The garden has its own cycles. It goes dormant for a couple of months in the middle of winter, and the flowers start blooming in February, typically beginning with fragrant white narcissus. Next come yellow forsythia and daffodils and thrift, a hot pink spring phlox. The white flowers of the Mexican Plum tree and the pink flowers of a Saucer Magnolia follow. Then, by mid-April, the garden erupts with roses. The waterfall flows all year, even in the ice and snow.
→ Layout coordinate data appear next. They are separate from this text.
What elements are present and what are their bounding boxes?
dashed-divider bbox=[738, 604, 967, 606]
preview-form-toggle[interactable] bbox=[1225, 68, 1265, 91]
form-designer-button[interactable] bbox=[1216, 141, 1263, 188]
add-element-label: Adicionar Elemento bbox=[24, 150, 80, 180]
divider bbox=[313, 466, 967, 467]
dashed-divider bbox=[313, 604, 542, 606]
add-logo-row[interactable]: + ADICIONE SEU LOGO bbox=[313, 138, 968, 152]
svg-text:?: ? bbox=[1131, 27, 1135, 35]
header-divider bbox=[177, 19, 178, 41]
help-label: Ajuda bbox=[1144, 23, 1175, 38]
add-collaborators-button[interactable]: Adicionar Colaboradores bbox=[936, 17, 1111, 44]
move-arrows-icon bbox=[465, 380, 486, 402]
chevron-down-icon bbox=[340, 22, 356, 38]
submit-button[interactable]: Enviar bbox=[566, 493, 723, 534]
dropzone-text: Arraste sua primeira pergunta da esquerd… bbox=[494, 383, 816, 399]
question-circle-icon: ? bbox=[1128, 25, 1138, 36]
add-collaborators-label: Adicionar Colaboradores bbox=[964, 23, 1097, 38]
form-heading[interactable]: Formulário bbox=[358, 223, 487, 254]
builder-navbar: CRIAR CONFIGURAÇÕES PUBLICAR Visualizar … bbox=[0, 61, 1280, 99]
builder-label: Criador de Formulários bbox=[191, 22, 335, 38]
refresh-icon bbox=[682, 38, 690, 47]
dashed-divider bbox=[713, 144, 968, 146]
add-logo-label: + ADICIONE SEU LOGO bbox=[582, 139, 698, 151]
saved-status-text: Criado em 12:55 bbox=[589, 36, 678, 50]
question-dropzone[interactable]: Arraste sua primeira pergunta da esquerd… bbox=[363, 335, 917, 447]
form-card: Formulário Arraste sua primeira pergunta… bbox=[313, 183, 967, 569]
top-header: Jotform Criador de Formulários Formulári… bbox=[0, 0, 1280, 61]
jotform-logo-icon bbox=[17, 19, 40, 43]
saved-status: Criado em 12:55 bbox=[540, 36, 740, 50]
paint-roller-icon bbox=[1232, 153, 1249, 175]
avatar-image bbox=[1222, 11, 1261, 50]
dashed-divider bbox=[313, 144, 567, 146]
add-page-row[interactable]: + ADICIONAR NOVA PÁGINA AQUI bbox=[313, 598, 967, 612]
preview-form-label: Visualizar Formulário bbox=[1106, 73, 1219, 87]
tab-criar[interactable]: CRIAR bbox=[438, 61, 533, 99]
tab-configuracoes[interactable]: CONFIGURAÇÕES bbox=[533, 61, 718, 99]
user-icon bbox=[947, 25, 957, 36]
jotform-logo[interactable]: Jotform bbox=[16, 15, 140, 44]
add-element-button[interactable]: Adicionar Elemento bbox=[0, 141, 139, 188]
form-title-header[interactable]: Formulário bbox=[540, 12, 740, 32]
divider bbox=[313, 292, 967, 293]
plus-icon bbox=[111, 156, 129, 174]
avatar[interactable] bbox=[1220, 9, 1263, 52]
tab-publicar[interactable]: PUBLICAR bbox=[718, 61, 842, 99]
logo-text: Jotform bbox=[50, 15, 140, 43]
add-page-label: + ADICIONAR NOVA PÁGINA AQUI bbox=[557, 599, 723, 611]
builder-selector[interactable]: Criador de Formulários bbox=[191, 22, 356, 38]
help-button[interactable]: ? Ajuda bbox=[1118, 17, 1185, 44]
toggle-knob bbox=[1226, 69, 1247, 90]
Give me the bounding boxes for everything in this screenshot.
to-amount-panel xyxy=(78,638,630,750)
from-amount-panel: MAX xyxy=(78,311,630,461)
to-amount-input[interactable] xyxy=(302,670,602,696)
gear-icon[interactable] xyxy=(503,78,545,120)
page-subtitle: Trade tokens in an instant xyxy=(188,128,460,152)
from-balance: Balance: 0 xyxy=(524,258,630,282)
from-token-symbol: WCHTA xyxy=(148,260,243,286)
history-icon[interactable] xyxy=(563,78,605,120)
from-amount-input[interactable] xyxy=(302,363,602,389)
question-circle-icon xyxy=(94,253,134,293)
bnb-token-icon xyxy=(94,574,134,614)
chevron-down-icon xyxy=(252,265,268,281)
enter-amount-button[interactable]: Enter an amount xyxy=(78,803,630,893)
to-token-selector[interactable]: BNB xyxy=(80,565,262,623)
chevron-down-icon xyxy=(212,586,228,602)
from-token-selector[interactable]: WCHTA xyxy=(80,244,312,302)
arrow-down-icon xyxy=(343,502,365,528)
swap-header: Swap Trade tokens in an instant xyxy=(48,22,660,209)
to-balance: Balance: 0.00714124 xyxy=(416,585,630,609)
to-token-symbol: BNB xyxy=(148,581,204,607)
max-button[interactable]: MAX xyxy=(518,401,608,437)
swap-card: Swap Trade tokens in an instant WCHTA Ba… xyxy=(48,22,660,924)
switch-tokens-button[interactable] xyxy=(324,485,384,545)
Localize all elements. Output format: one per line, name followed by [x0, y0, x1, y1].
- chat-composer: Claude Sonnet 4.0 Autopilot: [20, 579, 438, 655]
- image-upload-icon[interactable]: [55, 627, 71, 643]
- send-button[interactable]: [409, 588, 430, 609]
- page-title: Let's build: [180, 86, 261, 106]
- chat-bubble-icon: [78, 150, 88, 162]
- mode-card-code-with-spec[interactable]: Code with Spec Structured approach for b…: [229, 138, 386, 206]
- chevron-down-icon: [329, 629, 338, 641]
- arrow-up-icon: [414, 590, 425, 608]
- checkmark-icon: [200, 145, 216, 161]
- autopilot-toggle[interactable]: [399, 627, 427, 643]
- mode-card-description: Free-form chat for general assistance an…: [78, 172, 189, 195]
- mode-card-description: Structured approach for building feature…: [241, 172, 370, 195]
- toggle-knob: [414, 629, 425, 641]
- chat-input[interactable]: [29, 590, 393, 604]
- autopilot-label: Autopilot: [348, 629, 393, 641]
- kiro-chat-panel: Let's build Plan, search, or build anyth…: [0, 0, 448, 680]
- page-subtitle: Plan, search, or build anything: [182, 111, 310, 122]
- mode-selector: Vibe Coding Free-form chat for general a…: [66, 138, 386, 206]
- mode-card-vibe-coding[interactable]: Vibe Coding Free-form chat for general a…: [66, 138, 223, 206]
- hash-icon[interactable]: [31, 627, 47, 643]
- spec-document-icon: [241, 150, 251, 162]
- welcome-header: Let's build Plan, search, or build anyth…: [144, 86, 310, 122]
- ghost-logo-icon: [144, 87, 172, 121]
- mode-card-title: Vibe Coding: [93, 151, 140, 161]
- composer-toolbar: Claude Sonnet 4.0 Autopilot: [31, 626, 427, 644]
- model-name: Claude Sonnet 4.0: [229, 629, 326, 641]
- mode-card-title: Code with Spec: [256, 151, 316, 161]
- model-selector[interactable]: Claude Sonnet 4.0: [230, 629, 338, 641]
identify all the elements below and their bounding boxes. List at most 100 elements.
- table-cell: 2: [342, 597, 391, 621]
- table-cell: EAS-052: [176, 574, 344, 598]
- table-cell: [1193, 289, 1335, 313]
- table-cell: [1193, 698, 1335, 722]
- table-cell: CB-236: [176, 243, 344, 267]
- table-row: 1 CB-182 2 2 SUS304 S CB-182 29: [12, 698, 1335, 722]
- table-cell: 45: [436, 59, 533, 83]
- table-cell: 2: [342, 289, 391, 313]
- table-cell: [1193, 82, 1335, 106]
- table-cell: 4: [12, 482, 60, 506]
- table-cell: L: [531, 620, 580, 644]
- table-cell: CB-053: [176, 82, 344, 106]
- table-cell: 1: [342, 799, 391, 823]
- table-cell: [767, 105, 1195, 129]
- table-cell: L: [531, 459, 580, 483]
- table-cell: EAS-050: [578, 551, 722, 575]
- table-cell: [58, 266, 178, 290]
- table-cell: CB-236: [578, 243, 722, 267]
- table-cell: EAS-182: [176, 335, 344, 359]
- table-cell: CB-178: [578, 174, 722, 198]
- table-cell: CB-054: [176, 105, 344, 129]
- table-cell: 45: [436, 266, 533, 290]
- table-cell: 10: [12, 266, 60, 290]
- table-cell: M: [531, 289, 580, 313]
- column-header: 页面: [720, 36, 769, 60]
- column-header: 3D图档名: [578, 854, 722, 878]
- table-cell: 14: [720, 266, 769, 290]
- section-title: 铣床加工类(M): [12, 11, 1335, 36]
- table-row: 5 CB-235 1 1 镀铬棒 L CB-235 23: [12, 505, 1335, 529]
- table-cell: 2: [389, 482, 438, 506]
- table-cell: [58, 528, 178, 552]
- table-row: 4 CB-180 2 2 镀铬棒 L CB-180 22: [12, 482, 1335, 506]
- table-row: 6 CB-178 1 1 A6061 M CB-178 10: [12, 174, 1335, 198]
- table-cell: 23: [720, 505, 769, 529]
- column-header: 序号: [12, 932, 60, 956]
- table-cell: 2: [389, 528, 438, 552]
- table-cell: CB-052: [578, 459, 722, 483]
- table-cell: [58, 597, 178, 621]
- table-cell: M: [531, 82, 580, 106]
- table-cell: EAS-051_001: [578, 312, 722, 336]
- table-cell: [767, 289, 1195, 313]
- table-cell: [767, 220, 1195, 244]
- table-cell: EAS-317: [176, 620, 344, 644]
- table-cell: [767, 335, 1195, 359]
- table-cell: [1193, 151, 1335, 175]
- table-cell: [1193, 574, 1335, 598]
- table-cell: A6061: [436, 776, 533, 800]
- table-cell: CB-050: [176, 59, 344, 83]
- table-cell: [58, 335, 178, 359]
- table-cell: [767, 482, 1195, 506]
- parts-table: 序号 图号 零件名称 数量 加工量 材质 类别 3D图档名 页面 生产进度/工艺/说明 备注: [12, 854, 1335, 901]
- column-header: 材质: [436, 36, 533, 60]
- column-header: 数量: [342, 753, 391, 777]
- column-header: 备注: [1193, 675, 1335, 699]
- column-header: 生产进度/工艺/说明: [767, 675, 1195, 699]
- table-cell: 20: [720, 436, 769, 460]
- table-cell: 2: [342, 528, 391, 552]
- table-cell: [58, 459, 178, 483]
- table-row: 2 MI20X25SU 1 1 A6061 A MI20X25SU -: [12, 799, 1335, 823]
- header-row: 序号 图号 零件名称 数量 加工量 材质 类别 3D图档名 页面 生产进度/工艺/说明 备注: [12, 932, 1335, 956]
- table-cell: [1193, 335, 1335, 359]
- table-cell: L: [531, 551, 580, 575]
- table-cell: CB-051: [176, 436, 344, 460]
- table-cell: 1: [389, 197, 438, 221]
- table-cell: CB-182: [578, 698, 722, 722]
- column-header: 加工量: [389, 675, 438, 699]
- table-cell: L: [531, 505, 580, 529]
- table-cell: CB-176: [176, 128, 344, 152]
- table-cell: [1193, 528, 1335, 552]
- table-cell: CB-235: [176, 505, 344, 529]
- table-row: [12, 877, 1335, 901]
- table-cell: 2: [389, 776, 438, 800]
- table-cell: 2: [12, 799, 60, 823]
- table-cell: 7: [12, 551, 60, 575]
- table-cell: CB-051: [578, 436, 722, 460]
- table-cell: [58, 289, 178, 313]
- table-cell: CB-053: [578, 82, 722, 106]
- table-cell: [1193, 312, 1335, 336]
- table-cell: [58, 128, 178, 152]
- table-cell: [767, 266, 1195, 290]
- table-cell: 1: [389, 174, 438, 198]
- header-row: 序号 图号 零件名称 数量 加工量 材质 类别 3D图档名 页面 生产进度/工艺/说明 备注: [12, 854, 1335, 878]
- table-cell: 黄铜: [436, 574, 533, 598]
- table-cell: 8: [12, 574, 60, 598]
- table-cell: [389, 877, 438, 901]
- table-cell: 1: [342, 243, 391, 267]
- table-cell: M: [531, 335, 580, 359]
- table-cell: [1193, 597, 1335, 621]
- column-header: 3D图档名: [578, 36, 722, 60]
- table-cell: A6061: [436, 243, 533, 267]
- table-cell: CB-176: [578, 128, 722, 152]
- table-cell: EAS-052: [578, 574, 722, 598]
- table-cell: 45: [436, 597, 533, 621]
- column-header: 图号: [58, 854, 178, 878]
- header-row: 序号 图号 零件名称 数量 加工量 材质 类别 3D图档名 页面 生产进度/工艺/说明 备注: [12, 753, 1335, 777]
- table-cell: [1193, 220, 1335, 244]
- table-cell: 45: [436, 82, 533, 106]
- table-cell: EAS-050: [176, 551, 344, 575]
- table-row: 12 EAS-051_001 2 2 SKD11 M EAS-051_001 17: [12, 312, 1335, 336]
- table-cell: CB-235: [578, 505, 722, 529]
The goldfish have mated in the ponds over the years, so the current fish are descendants of those purchased at a bait store so many years ago. Over the years in the garden, I have seen so many critters wandering about my yard – lizards and snakes, raccoons, possums, armadillos, red and grey foxes, and even an occasional great heron, stopping by to check out the fish in the pond. In the late spring, several species of dragonflies come in for the warm months and by June, they are joined by frogs and toads, who create a serenade all summer as they call each other to mate in the pond. There are butterflies all summer long, and in late September, the monarchs stop by for a few weeks on their way to Mexico for the winter. Many of the roses bloom again in the fall. Occasionally, my favorite rose, Souvenir de la Malmaison, is blooming still at Christmas.
My true garden is a place of remarkable fertility and it is right here, right now. The life force is vibrant and resilient in me and in my garden. Almost twenty years after deciding to take a break from dating, I have started dating again. I wrote this story because I want every person on the planet to know that just because you can’t feel your own life force right now does not mean that it is lost and gone forever. It is hiding out, waiting for you, too, to let your mind settle so that you wake up and smell the roses.